Il existe à New York une rue au nom évocateur: Division Avenue. Elle se situe dans une partie spécifique de Brooklyn, le quartier juif orthodoxe. C’est là que vit Surie Eckstein, qui peut s’enorgueillir d’avoir vécu une vie bien remplie: mère de dix enfants, elle passe des jours tranquilles avec sa famille. Alors qu’elle pensait être ménopausée, Surie découvre qu’elle est enceinte. C’est un choc. Une grossesse à son âge, et c’est l’ordre du monde qui semble être bouleversé. Surie décide de taire la nouvelle, quitte à mentir à sa famille et à sa communauté. Ce faisant, Surie doit affronter le souvenir de son fils Lipa, lequel avait – lui aussi – gardé le silence sur une part de sa vie. Un secret peut avoir de multiples répercussions; il permettra peut-être à Surie de se réconcilier avec certains pans de son passé.
Avec Division Avenue, Goldie Goldbloom trace le portrait emphatique, tendre et saisissant d’une femme à un moment charnière de son existence. Et nous livre un roman teinté d’humour où l’émancipation se fait discrète mais pas moins puissante.

 

L’enfant de la prochaine aurore – Louise Erdrich – Editions Albin Michel

Notre monde touche à sa fin. Dans le sillage d’une apocalypse biologique, l’évolution des espèces s’est brutalement arrêtée, et les États-Unis sont désormais sous la coupe d’un gouvernement religieux et totalitaire qui impose aux femmes enceintes de se signaler. C’est dans ce contexte que Cedar Hawk Songmaker, une jeune Indienne adoptée à la naissance par un couple de Blancs de Minneapolis, apprend qu’elle attend un enfant. Déterminée à protéger son bébé coûte que coûte, elle se lance dans une fuite éperdue, espérant trouver un lieu sûr où se réfugier. Se sachant menacée, elle se lance dans une fuite éperdue, déterminée à protéger son bébé coûte que coûte.

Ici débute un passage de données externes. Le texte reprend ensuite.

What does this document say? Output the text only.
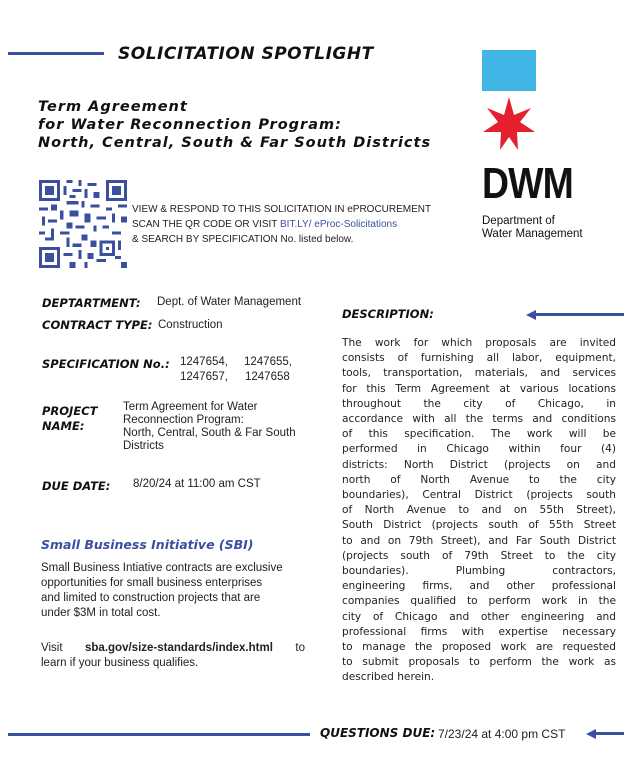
SOLICITATION SPOTLIGHT
Term Agreement
for Water Reconnection Program:
North, Central, South & Far South Districts
DWM
Department of
Water Management
VIEW & RESPOND TO THIS SOLICITATION IN ePROCUREMENT
SCAN THE QR CODE OR VISIT BIT.LY/ eProc-Solicitations
& SEARCH BY SPECIFICATION No. listed below.
DEPTARTMENT: Dept. of Water Management
CONTRACT TYPE: Construction
SPECIFICATION No.: 1247654, 1247655,
1247657, 1247658
PROJECT
NAME:
Term Agreement for Water
Reconnection Program:
North, Central, South & Far South
Districts
DUE DATE: 8/20/24 at 11:00 am CST
Small Business Initiative (SBI)
Small Business Intiative contracts are exclusive
opportunities for small business enterprises
and limited to construction projects that are
under $3M in total cost.
Visit sba.gov/size-standards/index.html to
learn if your business qualifies.
DESCRIPTION:
The work for which proposals are invited
consists of furnishing all labor, equipment,
tools, transportation, materials, and services
for this Term Agreement at various locations
throughout the city of Chicago, in
accordance with all the terms and conditions
of this specification. The work will be
performed in Chicago within four (4)
districts: North District (projects on and
north of North Avenue to the city
boundaries), Central District (projects south
of North Avenue to and on 55th Street),
South District (projects south of 55th Street
to and on 79th Street), and Far South District
(projects south of 79th Street to the city
boundaries). Plumbing contractors,
engineering firms, and other professional
companies qualified to perform work in the
city of Chicago and other engineering and
professional firms with expertise necessary
to manage the proposed work are requested
to submit proposals to perform the work as
described herein.
QUESTIONS DUE: 7/23/24 at 4:00 pm CST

Renouvelant de manière saisissante  l’univers de l’auteure de LaRose et Dans le silence du vent, le nouveau roman de Louise Erdrich nous entraîne bien au-delà de la fiction, dans un futur effrayant où les notions de liberté et de procréation sont des armes politiques. En écho à La Servante écarlate de Margaret Atwood, ce récit aux allures de fable orwellienne nous rappelle la puissance de l’imagination, clé d’interprétation d’un réel qui nous dépasse.

 

Kingdomtide – Rye Curtis – Editions Gallmeister

J’adore le postulat avec l’âge de l’héroïne. Seule rescapée d’un accident d’avion, Cloris Waldrip, soixante-douze ans, se retrouve piégée au fin fond des montagnes du Montana. Face à la nature impitoyable, elle ne peut compter que sur sa ténacité pour survivre. La ranger Debra Lewis, résolue à la secourir, se lance sur sa piste, suivie de quelques autres sauveteurs. Mais les jours passent, et l’espoir s’étiole. Quand, épuisée, Cloris se trouve confrontée à ce qu’elle prend pour un miracle, puis pour un fantôme, elle hésite à en croire ses sens. Mais s’il existe quelque part un royaume des spectres, ce pourrait bien être dans les forêts du Montana.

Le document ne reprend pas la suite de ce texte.